La place des réseaux sociaux aujourd’hui et demain

Tout le monde en convient, les réseaux sociaux sont un formidable outil de communication. Leur arrivée et leur expansion a élargit l’espace public, élargit la liberté d’expression. Des avancées extraordinaires d’un point de vue technique. Tellement extraordinaires que nous en avons oublié les enjeux politiques et culturels.

C’était le sujet, il y a quelques temps, de l’excellente émission “La Tête au Carré” de Mathieu Vidart, sur France Inter, qui invitait les passionnants Dominique Wolton (fondateur et directeur de la revue internationale Hermès du CNRS et de l’Institut des sciences de la communication) et Arnaud Benedetti (directeur de la communication de l’Inserm et professeur associé à Paris-Sorbonne pour le livre “Communiquer c’est vivre”, aux éditions du Cherche Midi).

Les médias, et plus particulièrement les réseaux sociaux, sont “des technologies de l’esprit, donc nous devons avoir encore plus d’esprit critique” explique Dominique Wolton. Cependant, aujourd’hui, “la technique a préempté le concept”. Et, derrière l’impression d’émancipation et de liberté d’expression, nous avons trop tendance à oublier que les GAFA (les géants de l’Internet que sont Google, Apple, Facebook et Amazon) sont “les plus grands pouvoirs économiques, financiers et politiques du monde”.

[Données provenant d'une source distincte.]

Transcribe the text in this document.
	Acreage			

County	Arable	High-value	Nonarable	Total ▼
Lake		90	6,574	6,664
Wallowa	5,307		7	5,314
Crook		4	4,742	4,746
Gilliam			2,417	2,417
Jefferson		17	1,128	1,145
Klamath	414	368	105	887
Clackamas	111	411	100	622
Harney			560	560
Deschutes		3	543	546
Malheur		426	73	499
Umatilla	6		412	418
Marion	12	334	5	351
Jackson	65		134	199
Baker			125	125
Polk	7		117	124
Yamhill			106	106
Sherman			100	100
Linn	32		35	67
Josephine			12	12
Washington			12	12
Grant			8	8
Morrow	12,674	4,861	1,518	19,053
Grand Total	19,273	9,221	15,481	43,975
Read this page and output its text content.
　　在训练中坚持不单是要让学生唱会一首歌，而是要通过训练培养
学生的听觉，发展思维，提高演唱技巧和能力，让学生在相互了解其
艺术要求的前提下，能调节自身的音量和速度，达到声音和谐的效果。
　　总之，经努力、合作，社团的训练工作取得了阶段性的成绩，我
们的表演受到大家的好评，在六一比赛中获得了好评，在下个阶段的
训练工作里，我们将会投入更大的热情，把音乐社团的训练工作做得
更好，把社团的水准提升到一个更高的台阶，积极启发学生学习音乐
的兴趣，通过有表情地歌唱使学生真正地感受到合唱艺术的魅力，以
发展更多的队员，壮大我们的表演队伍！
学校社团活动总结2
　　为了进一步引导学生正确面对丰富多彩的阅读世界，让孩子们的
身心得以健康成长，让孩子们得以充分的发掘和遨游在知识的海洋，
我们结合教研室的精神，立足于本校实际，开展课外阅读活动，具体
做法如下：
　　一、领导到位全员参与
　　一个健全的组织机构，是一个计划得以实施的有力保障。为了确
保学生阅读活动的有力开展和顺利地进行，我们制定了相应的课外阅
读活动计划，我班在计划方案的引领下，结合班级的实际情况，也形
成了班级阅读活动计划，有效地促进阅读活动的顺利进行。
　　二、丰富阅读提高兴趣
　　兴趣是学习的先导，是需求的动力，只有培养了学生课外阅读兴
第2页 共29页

“Sur Facebook, non seulement vous êtes le produit, mais vous êtes aussi le producteur. Vous travaillez gratuitement pour le système. […] Mais le système est orienté par un business model.” Bernard Stiegler, philosophe

Le 1 posait, récemment, cette question, très à propos : “Facebook est-il notre ami ?”

“Si ces technologies ont le pouvoir de nous “augmenter”, de créer des opportunités économiques [tout en] multipliant les interactions pertinentes”, si ces opportunités sont “remarquables” et la révolution digitale “inéluctable”, Facebook, et ses collègues, “modèlent notre vision du monde”. Ils “concentrent notre attention sur nos centres d’intérêts” et “normalisent nos interactions”, explique notamment Gilles Babinet (entrepreneur et responsable des enjeux de l’économie numérique auprès de la Commission européenne).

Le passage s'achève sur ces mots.